University of Southern California assistant professor of civil and environmental engineering Daniel McCurry cites water storage issues for the change.
“You don’t want to inject this recycled wastewater that you’ve spent all this effort cleaning into a dirty, polluted aquifer just to ruin it again,” said McCurry to CalMatters.
Instead, state officials have been looking to implement a different approach to wastewater reuse. In 2017, they set a deadline for new regulations by the end of 2023.
A new water supply
Pure Water Southern California, a water treatment demonstration plant in Carson, says the program would create a new water supply.
For DPR to work, water treatment must be more extensive since purified sewage will flow directly into pipes. Chemical treatment will have to remove viruses, parasites, forever chemicals, and urine excreted anti-seizure drugs, pain relievers, antidepressants and other pharmaceuticals.
According to MWDSC scientists and engineers are testing an innovative purification process at the Pure Water demonstration plant to ensure the treated water meets the highest water purification standards.
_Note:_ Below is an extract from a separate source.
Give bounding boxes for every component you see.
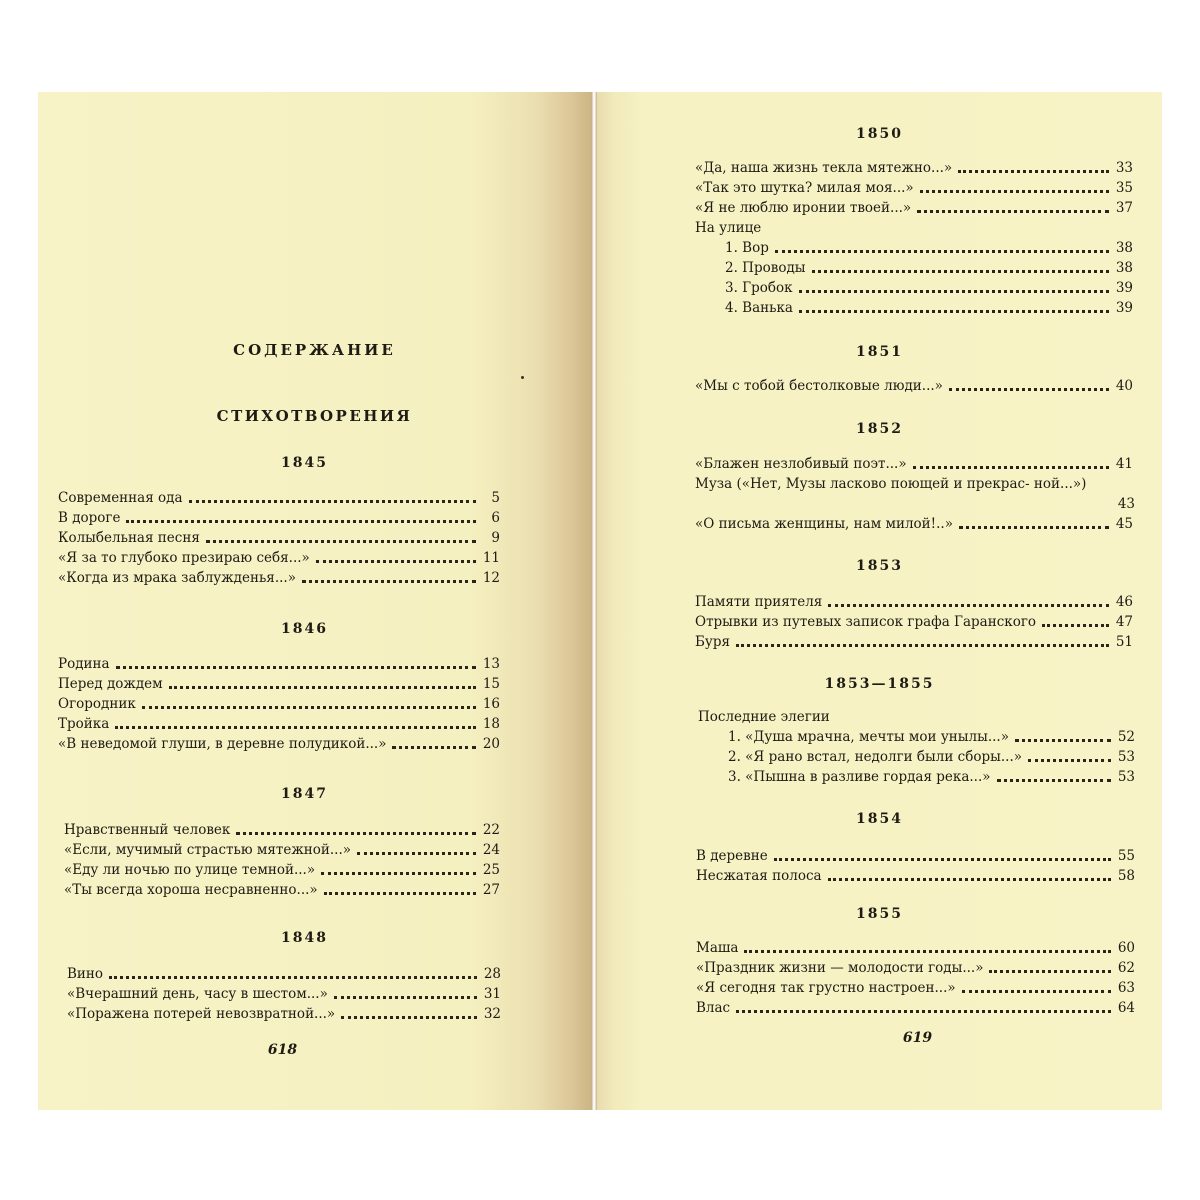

Once built, the full-scale Pure Water project will purify wastewater that is currently sent to the ocean and produce high-quality drinking water.
“The purified water will then be delivered through up to 60 miles of new pipelines to the region’s groundwater basins, industrial facilities and two of Metropolitan’s water treatment plants,” says a June 2023 MWDSC news release.
The state recently awarded Pure Water with an $80 million check to help create the new source of water. Pure Water is in its environmental planning phase and could become one of the largest water recycling projects in the world.
RELATED: CA Department of Water Resources to give 35% water allocation to 27 million residents
Future of Water
Last year, Governor Gavin Newsom called for doubling recycled water use by 2040.
Other states including Colorado, Texas, Florida and Arizona have direct potable reuse systems in the works.
MWDSC estimated it would cost $3.4 billion for the DPR project.